Every Friday journalists from euronews’ various language teams choose a selection of stories from Europe and beyond which did not reach the international headlines
Under the ‘Moonbow’
Photographer Ben Gwynne captured a rare event on the Yorkshire Dales on 16 October, a ‘Moonbow’. The rare lunar rainbow phenomena occurred around 7:40pm GMT (8:40pm CET) between the Yorkshire towns of Skipton and Keighly.
Gwynne was able to photograph the unique nightly event thanks to the light from a rising full moon and the refraction of water droplets in the air. ‘Moonbows’ are very rare and weather and atmospheric conditions need to be ideal for them to appear.
Long exposure photographs show off the colours, otherwise most Moonbows appear white to the naked eye.
The heads of New York City commuters were turning on Tuesday morning (18 October) when an artist displayed a nude statue of Hillary Clinton outside the Bowling Green Subway station in the Financial district of Manhattan.

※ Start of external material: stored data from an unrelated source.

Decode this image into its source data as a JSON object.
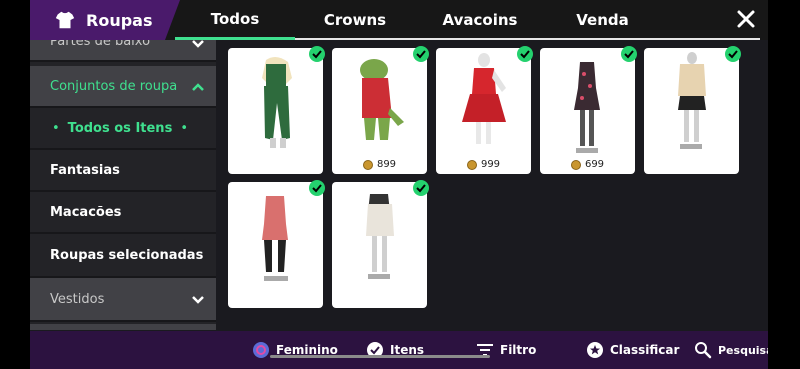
{
  "header": {
    "title": "Roupas",
    "tabs": [
      {
        "label": "Todos",
        "active": true
      },
      {
        "label": "Crowns",
        "active": false
      },
      {
        "label": "Avacoins",
        "active": false
      },
      {
        "label": "Venda",
        "active": false
      }
    ]
  },
  "sidebar": {
    "items": [
      {
        "label": "Partes de baixo"
      },
      {
        "label": "Conjuntos de roupa"
      },
      {
        "label": "Todos os Itens"
      },
      {
        "label": "Fantasias"
      },
      {
        "label": "Macacões"
      },
      {
        "label": "Roupas selecionadas"
      },
      {
        "label": "Vestidos"
      }
    ]
  },
  "items": [
    {
      "price": "",
      "owned": true
    },
    {
      "price": "899",
      "owned": true
    },
    {
      "price": "999",
      "owned": true
    },
    {
      "price": "699",
      "owned": true
    },
    {
      "price": "",
      "owned": true
    },
    {
      "price": "",
      "owned": true
    },
    {
      "price": "",
      "owned": true
    }
  ],
  "bottombar": {
    "feminino": "Feminino",
    "itens": "Itens",
    "filtro": "Filtro",
    "classificar": "Classificar",
    "pesquisa": "Pesquisa"
  },
  "colors": {
    "accent": "#3fe08f",
    "header_purple": "#4a1a6b",
    "bottom_purple": "#2c1240",
    "check_green": "#24d16e"
  },
  "icons": [
    "shirt-icon",
    "close-icon",
    "chevron-up-icon",
    "chevron-down-icon",
    "check-icon",
    "coin-icon",
    "gender-icon",
    "filter-icon",
    "star-icon",
    "search-icon"
  ]
}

The rendering of the Democratic presidential nominee was seen with an open blouse, breasts exposed and a man from behind trying to embrace her. She also had animal hooves as legs, with one foot covered in blood while the other was standing on paperwork.
As the video shows below, it was a bit of a challenge to try and keep the artwork upright.
Several writers from the US city of Portland have released their creative juices, quite literally, by getting completely blotto. The group wrote six screenplays while drunk, promising to produce whatever they wrote into short films.
Named the Drunk Series, the plays were performed by a cast who were also equally inebriated.
A Portuguese rail operator has launched an ad campaign urging passengers to eat breakfast before travelling after dozens of people fainted during the morning rush hour.
Fertagus, which operates trains linking Lisbon to Setubal 50kms (30 miles) to the south, put up posters at its stations that read: “Travelling without eating breakfast can affect everyone’s trip!”
Forty-six passengers fainted on the company’s trains during the first half of the year, causing delays to 51 trains.
In addition to eating breakfast, Fertagus recommends passengers carry a bottle of water. They have also advised anyone to get off the train at the nearest stop, and seek help, if they start feeling unwell.
A nature park worker in New Zealand has saved an endangered kiwi by using masking tape to patch up its badly damaged egg.
Claire Travers taped the egg after it was brought into the Rainbow Springs Nature Park at Rotorua. The expert’s persistence paid off, after the bird – named Fissure – survived its cracked egg, hatching 11 days later.
All five species of kiwi in the country are listed as “threatened” or “at risk”.
New Zealand’s Department of Conservation says there are only 68,000 of the birds left in the wild, a figure declining by approximately 1,000 every year.
Jakarta launches rodent hunt offering 1.30 euro per rat captured
Indonesia’s capital has launched a city-wide rat hunt offering 1.30 euro for each rat caught. Authorities in Jakarta are hoping their ‘Rat Eradication Movement’ will help rid the city of rats living on rubbish dumps in slum areas.
Jakarta Deputy Governor Djarot Saiful Hidayat has claimed he came up with the campaign after a recent encounter with a large rat. He has asked those interested not to use guns as people could be hurt by stray bullets,
Some Jakartans are opposed to the idea. ‘‘Mr governor, please don’t go ahead with the plan’‘, a resident pleaded on Twitter.
‘‘People will farm rats, just like what happened in Hanoi.’‘
French colonisers in Hanoi, Vietnam, introduced a program in which people were paid for each rat tail caught, prompting people to start breeding them.
In a effort to accommodate Sweden’s growing number of atheists, a graveyard has opened free of any religious symbols.
While the cemetery will be maintained by the church, people are expected to be able to choose what their graves look like.
Mr Erdem told The Local (news site): “People can decide for themselves what their graves should look like, but the cemetery will be free of all religious and nationalist symbols.
Although currently empty, several people have expressed a desire to be buried in the graveyard.
According to a 2015 poll by Gallup, Sweden has the second highest number of atheists in terms of population in the world. The survey found just over 75 percent of those questioned were either ‘‘not religious’‘ or ‘‘convinced atheists’‘.